No me molestaba enfrentar aquella nueva faceta de mi carácter, como no me molestaba que los críos me estuvieran encima todo el tiempo, o que mis sobrinos se burlaran, aunque les gruñera para prolongar la broma. El cambio se produjo durante esas semanas de una manera tan natural, tan instintiva, que de no haber estado los muchachos allí para señalarlo, tal vez habría pasado inadvertido.

Durante esos días alimentamos a los cachorros, jugamos con ellos, los consentimos. Todavía no escuchaban a mis sobrinos, de modo que sólo se comunicaban conmigo. Cuando les dije que queríamos llevarlos con nosotros, aceptaron sin vacilar.

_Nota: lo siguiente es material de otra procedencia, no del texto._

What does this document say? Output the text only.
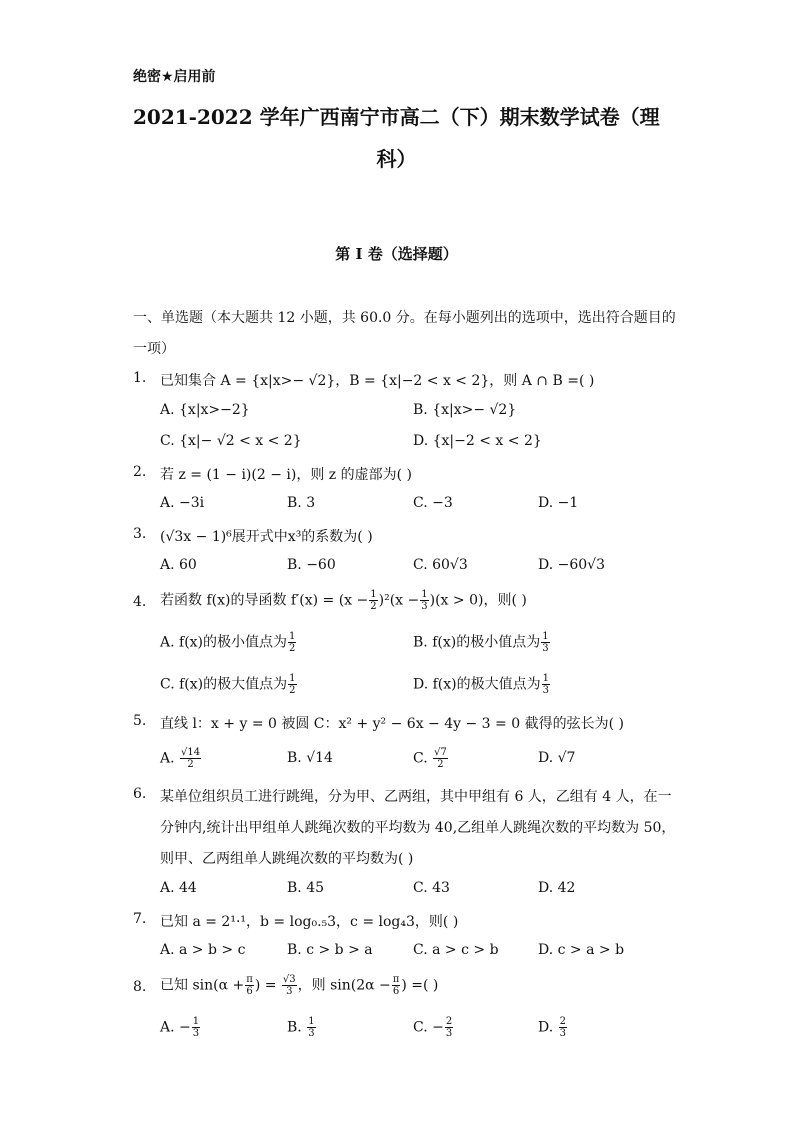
绝密★启用前
2021-2022 学年广西南宁市高二（下）期末数学试卷（理
科）
第 I 卷（选择题）
一、单选题（本大题共 12 小题，共 60.0 分。在每小题列出的选项中，选出符合题目的
一项）
1. 已知集合 A = {x|x>− √2}，B = {x|−2 < x < 2}，则 A ∩ B =( )
A. {x|x>−2}	B. {x|x>− √2}
C. {x|− √2 < x < 2}	D. {x|−2 < x < 2}
2. 若 z = (1 − i)(2 − i)，则 z 的虚部为( )
A. −3i	B. 3	C. −3	D. −1
3. (√3x − 1)⁶展开式中x³的系数为( )
A. 60	B. −60	C. 60√3	D. −60√3
4. 若函数 f(x)的导函数 $f'(x) = (x - \frac{1}{2} )^2(x - \frac{1}{3} )(x > 0)$，则( )
A. f(x)的极小值点为 $\frac{1}{2}$	B. f(x)的极小值点为 $\frac{1}{3}$
C. f(x)的极大值点为 $\frac{1}{2}$	D. f(x)的极大值点为 $\frac{1}{3}$
5. 直线 l：x + y = 0 被圆 C：x² + y² − 6x − 4y − 3 = 0 截得的弦长为( )
A. $\frac{√14}{2}$	B. √14	C. $\frac{√7}{2}$	D. √7
6. 某单位组织员工进行跳绳，分为甲、乙两组，其中甲组有 6 人，乙组有 4 人，在一
分钟内,统计出甲组单人跳绳次数的平均数为 40,乙组单人跳绳次数的平均数为 50，
则甲、乙两组单人跳绳次数的平均数为( )
A. 44	B. 45	C. 43	D. 42
7. 已知 a = 2¹·¹，b = log₀.₅3，c = log₄3，则( )
A. a > b > c	B. c > b > a	C. a > c > b	D. c > a > b
8. 已知 $\sin(\alpha + \frac{\pi}{6}$ ) = $\frac{√3}{3}$ ，则 $\sin(2\alpha - \frac{\pi}{6}$ ) =( )
A. − $\frac{1}{3}$	B. $\frac{1}{3}$	C. − $\frac{2}{3}$	D. $\frac{2}{3}$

Emprendimos el camino de regreso cuidándonos de no agotarlos. Hasta que alcanzamos el linde del bosque. Descansamos todo ese día, y por la noche volvimos a cruzar la pradera hacia el norte. A pesar de que íbamos a un trote tranquilo, los cachorros tenían que correr para no quedarse atrás. Los mantuvimos entre nosotros, sin detenernos hasta el bosque del que descendiéramos.

Los pobres estaban derrengados tras aquella larga marcha. Un par de semanas de alimentarse bien no suplían meses enteros de pasar hambre mientras crecían, y todavía estaban débiles. Los dejamos descansar todo el día siguiente y comer cuanto quisieran.

Cruzar las montañas nos tomó varios días. Por suerte, los leones que quedaban en la zona eran tan estúpidos como los que ya nos merendáramos, de modo que no nos faltó comida.

Los cachorros se detuvieron bruscamente cuando comenzamos a descender hacia Valle Esmeralda.

—¡Hombres! —susurró Quillan atemorizado, los ojos fijos en la gente que se movía allá abajo.

Gruñí para mis adentros. No sabían lo que significaba madre, pero ver seres en forma humana los paralizaba de miedo.